We provide both high school and middle school versions of this lesson. The instructor's guide applies to both versions.

Lab dissection of a squid supported by several Shape of Life segments: students interpret squid adaptations as a radical case of divergent evolution.

We provide both high school and middle school versions of this lesson. The instructor's guide applies to both versions.

Community Generated Lesson Plans

This lesson, created by Stephen Hine, consists of a cross disciplinary activity incorporating aspects of wave characteristics from Physics, movement traits from Biology, and evaluating locomotion design from Engineering.

Evolution is the process of change in species, such as how echinoderms changed over time. Evolution of the echinoderms explains why this phylum has 7,000 types.

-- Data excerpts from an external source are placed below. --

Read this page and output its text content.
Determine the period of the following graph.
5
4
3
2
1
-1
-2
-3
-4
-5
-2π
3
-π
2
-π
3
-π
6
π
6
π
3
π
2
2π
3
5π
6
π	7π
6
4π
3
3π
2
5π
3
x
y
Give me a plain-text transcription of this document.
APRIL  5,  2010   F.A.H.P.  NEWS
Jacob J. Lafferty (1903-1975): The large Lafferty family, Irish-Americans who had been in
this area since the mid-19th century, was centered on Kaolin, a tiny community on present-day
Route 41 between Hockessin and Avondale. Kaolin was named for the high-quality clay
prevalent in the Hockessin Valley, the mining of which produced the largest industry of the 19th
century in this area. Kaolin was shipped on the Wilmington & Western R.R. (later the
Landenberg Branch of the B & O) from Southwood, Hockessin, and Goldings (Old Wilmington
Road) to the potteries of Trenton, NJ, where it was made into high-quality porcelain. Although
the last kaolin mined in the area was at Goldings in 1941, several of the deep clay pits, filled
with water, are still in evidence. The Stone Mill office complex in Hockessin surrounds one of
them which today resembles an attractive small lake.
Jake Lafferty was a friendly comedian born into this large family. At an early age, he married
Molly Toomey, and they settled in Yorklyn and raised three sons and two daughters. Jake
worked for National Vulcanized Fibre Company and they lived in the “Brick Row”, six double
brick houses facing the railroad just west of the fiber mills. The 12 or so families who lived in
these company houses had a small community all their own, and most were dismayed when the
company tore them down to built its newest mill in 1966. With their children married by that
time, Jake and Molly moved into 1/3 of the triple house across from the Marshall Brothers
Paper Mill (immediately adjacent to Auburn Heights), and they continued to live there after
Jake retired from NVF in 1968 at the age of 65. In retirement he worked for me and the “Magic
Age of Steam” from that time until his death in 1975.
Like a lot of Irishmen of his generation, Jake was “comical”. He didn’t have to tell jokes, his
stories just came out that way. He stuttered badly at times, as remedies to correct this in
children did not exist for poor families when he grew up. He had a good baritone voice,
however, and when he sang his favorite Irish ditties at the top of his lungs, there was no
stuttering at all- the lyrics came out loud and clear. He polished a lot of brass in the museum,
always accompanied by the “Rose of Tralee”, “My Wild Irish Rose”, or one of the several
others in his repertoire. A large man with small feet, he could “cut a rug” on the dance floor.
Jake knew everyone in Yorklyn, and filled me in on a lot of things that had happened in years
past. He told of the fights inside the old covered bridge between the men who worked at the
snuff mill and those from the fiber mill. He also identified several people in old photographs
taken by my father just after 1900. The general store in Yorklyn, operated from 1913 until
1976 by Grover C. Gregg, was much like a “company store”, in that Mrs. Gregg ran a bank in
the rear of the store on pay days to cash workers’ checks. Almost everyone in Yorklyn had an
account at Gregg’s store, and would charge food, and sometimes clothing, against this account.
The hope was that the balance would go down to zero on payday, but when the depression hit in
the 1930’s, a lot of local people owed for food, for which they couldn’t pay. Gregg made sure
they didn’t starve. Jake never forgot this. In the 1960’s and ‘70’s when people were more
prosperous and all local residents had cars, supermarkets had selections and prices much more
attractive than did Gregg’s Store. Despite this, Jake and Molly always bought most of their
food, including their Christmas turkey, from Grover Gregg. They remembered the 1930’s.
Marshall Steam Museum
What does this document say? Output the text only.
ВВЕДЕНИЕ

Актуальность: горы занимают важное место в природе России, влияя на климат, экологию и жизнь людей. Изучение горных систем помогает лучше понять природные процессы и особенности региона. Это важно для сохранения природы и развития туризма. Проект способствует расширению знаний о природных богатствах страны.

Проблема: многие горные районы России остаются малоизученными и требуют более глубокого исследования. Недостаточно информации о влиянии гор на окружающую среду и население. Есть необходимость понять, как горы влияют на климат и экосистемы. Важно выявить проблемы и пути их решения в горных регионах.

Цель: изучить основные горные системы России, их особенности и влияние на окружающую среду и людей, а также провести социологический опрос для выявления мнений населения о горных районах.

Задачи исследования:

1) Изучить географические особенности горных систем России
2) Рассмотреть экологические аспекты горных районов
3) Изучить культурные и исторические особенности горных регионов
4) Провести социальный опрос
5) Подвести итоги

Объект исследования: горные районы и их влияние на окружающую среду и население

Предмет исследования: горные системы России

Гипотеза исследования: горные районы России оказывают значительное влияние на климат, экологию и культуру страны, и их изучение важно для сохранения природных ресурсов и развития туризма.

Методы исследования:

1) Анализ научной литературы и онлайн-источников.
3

Concept Development: Evolution is the “change in an animal species over time.” A scientist named Charles Darwin believed what drove evolution is “natural selection.” Natural selection is a process where individuals with traits that are better suited to the environment in which they live, are more likely to survive longer and reproduce. In the video Molluscs: The Survival Game, you will see that molluscs have “descended with modification” to create a very diverse group of modern species.

In this lesson, developed by Kirby Welsh, students will be introduced to the concept of taxonomy, and categorization of organisms based on Carl Linnaeus’s system of classification.